Lxc move error websocket: bad handshake

tomp · December 14, 2021, 9:23am

I can’t tell from the logs, but there is certainly some performance problem affecting operations on the target server.

For example, these sorts of errors indicate either contention or slow operations on the databasa

t=2021-12-13T23:37:32+0100 lvl=dbug msg="Retry failed db interaction (Error adding configuration item \"volatile.eth0.hwaddr\" = \"00:16:3e:30:e5:59\" to instance 800: database is locked)"

Also, the time between these 2 entries should be effectively zero, as they are just DB operations, but on your system its 3 seconds.
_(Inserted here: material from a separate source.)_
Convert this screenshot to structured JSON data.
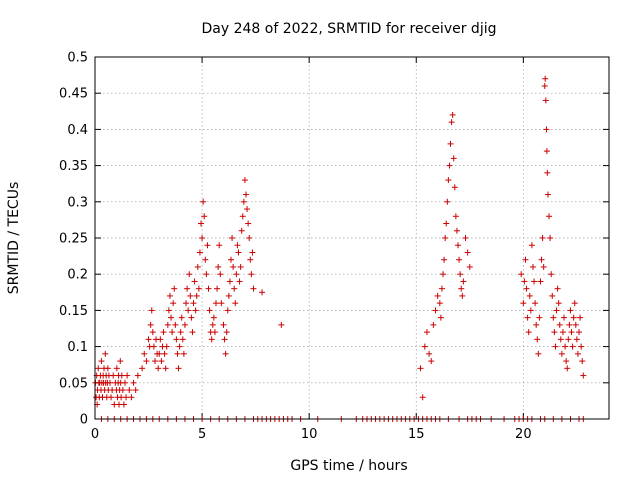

t=2021-12-13T23:37:26+0100 lvl=info msg="Creating container" ephemeral=false instance=test1 instanceType=container project=default
t=2021-12-13T23:37:29+0100 lvl=dbug msg="FillInstanceConfig started" driver=zfs instance=test1 pool=local project=default

For comparison on a 3 member cluster inside VMs on my own system I see this when creating an instance on a non-leader member:

Dec 14 09:21:36 v1 lxd.daemon[997]: t=2021-12-14T09:21:36+0000 lvl=info msg="Creating container" ephemeral=false instance=c1 instanceType=container project=default
Dec 14 09:21:36 v1 lxd.daemon[997]: t=2021-12-14T09:21:36+0000 lvl=dbug msg="FillInstanceConfig started" driver=dir instance=c1 pool=local project=default
Dec 14 09:21:36 v1 lxd.daemon[997]: t=2021-12-14T09:21:36+0000 lvl=dbug msg="FillInstanceConfig finished" driver=dir instance=c1 pool=local project=default

Given that the timeout for the target to connect back to the source to start the migration is 10s, losing 3s just on DB record creation indicates there is some performance issue.

My recommendation would be to upgrade to LXD 4.21 for the following reasons:

It reduces the amount of leader DB activity when idle - so if your systems are resource constrained this may help reduce contention.
It allows you to see which member is the leader via lxc cluster ls.